As will readily be seen from the above statement of facts proven and admitted, the payments or remittances made by the defendant in the years 1886, 1887, and 1888 on account of the indebtedness were not sufficient to cover the interest accruing in those years, respectively, so that the original indebtedness, secured by the mortgage instrument of 10,125.01 7/8 pesos, local currency, was still due and unpaid at the time when this action was instituted, together with simple interest at the rate of 10 per cent thereon, as agreed in the mortgage instrument, less 1,192.23 pesos, the sum total of the payments made on account of the indebtedness and applied, or which ought to have been applied, to extinguish accrued interest in the years 1886, 1887, and 1888. (Art. 1173, Civil Code.)

The trial judge, while properly holding that plaintiff’s right of action to foreclose the lien had not prescribed, seems to have overlooked the fact that in ascertaining the amount of the indebtedness secured by the lien and still unpaid we must look to the terms of the instrument itself, and that no other indebtedness that that secured in the instrument, whether existing prior to its execution or arising thereafter, should be included in the order for payment out of the proceeds of the sale of the property upon which the lien was created. He found that the balance which the book of the plaintiff showed to be due by the defendant on the 19th day of November, 1888, not long after the receipt of the last remittance made on account of the indebtedness, was 15,365.68 pesos, local currency, and declared that this amount, together with P30,099.44, Philippine currency, interest thereon, was the amount secured by the instrument creating the lien, to recover which he directed the foreclosure of the lien. An examination of the books, however, clearly discloses that this balance was obtained by adding to the principal sum due and secured in the mortgage instrument itself compound interest and various other new and additional items of account not had in contemplation at the time when the mortgage instrument was executed, and it is evident, therefore, that the trial judge erred not only in including in his statement of the mortgage indebtedness items not contemplated in the mortgage instrument, but in allowing in the absence of an express agreement between the parties interest compounded semiannually on the original indebtedness down to the day when the balance in question was struck, and further in allowing simple interest upon this interest from that date until paid. In the absence of express agreement between the parties, interest upon interest can never be recovered save only in the cases mentioned in article 1109 of the Civil Code, which permits the recovery of legal interest on accrued interest from the time when it had been made the subject of judicial demand, this provision, nevertheless, being limited to contracts originating since the code went into effect. (Sentencia, supreme court of Spain, 3d June, 1901; arts. 1109 and 1755, Civil Code.)
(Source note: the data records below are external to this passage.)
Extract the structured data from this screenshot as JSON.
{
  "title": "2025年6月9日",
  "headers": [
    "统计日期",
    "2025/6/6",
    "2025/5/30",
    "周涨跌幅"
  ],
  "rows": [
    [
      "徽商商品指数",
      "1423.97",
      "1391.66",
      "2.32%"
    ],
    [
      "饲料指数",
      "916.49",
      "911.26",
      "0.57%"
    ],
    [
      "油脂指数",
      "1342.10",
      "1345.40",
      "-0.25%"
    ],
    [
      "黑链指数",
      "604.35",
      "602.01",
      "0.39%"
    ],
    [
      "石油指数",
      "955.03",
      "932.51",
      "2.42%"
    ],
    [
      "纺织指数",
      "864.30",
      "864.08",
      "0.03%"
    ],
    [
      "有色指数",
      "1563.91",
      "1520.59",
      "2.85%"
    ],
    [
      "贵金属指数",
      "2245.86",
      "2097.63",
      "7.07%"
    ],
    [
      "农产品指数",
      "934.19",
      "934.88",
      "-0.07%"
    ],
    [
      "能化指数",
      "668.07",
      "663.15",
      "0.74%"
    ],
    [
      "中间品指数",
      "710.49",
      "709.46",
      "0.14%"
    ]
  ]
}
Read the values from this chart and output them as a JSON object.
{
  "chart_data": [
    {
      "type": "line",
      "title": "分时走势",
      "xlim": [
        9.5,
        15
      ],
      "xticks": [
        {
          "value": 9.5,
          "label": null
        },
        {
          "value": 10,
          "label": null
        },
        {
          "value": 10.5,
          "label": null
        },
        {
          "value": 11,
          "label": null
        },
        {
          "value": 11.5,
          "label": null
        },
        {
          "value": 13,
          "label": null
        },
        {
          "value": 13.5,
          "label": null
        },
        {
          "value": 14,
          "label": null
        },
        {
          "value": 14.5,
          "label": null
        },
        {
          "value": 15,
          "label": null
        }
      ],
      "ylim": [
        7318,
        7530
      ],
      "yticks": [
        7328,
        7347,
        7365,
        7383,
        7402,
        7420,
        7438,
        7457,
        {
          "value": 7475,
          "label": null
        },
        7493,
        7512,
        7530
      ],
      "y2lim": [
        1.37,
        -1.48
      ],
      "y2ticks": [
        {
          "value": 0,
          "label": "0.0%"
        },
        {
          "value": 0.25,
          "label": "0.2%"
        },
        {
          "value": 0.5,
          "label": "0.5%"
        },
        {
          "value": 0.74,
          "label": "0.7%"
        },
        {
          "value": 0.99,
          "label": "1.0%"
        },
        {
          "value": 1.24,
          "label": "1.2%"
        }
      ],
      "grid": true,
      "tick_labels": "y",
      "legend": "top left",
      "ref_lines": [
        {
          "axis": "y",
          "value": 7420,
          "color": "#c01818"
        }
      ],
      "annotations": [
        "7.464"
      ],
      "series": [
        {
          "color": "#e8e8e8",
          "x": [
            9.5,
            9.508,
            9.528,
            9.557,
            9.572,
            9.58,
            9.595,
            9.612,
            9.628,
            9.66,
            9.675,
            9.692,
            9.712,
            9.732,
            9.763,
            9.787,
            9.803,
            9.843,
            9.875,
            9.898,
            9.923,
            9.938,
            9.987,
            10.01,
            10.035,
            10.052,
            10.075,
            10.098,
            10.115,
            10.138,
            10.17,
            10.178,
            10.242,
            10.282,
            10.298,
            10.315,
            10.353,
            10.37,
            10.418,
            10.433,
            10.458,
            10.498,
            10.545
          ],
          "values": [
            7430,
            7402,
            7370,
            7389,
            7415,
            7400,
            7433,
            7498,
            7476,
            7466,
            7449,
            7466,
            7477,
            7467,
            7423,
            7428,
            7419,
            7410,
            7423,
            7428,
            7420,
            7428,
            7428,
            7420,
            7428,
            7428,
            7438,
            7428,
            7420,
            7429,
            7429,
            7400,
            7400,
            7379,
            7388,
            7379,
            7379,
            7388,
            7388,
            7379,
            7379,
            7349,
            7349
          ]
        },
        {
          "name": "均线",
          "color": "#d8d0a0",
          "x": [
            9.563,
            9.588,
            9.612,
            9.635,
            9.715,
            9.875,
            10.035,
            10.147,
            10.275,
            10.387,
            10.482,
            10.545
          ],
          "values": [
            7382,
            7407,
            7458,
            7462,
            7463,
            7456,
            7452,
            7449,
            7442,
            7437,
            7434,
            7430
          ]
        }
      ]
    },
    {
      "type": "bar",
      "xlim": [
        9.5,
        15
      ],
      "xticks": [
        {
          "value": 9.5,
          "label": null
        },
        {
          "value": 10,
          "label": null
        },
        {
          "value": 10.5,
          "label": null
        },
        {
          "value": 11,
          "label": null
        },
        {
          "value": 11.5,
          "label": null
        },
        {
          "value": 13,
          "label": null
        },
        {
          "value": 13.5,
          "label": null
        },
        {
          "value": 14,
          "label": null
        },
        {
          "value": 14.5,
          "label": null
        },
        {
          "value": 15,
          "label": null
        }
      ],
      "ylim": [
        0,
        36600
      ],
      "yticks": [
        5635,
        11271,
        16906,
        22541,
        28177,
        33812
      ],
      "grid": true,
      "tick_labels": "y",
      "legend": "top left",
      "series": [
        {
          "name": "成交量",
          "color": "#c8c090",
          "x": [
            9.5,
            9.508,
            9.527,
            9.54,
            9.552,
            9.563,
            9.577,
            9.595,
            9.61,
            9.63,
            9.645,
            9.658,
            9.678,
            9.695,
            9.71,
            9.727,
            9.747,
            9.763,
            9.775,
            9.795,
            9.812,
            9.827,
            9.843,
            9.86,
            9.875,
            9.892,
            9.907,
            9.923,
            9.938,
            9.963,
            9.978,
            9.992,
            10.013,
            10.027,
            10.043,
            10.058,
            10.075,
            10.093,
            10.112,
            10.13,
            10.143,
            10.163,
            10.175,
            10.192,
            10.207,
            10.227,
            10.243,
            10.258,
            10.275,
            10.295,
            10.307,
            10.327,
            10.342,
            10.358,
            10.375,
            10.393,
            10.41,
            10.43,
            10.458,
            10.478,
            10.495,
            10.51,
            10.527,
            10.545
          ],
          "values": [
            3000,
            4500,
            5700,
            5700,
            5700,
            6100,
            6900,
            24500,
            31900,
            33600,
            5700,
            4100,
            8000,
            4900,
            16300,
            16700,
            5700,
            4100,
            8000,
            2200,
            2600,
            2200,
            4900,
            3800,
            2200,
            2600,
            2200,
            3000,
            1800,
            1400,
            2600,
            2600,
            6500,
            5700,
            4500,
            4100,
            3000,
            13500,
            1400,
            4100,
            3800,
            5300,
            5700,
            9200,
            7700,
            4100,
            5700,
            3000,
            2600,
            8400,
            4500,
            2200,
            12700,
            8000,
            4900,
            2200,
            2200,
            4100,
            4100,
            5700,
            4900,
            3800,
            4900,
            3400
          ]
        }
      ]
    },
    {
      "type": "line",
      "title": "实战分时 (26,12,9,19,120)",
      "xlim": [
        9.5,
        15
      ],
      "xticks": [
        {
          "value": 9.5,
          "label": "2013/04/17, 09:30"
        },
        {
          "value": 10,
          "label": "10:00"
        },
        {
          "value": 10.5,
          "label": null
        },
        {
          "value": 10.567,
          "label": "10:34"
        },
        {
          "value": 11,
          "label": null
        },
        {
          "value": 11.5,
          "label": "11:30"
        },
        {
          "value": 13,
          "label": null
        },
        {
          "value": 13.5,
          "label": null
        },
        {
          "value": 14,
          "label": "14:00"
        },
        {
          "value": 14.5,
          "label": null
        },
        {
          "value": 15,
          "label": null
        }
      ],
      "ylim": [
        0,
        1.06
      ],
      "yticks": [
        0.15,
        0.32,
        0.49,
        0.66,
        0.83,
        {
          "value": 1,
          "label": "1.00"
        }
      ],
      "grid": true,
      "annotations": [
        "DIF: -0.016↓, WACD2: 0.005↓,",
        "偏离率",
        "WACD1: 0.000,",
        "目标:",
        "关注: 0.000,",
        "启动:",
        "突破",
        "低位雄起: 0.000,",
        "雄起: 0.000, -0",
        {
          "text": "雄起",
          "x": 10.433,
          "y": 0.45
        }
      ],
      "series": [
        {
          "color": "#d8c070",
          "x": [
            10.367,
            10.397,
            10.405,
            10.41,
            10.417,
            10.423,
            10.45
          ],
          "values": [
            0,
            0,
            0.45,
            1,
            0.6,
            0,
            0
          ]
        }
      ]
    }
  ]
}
The foreclosure order of the trial court should therefore be modified by substituting for so much thereof as declared the amount of the mortgage indebtedness to be 15,365.59 pesos, local currency, together with interest thereon at the rate of 10 per cent from the 19th day of November, 1888, a declaration that the amount of the mortgage indebtedness still due and unpaid is 10,125.01 7/8 pesos, together with interest thereon at the rate of 10 per cent until paid from the 1st day of April, 1888, less 1,192.23 pesos, the amount of payments made and applied to interest in the years 1886, 1887, and 1888.

As to the right of the plaintiff under the special circumstances of this case to section 260 of the Code should not be sufficient to extinguish the indebtedness, we expressly reserve our opinion that question not having been formally submitted upon this appeal.

Twenty days from date let judgment be entered, without costs to either party, directing the court below to enter a modified judgment in accordance with the principles laid down herein and ten days thereafter let the record be remanded to the court wherein it originated. So ordered.

Arellano, C.J., Torres, Johnson, Moreland and Elliott, JJ., concur.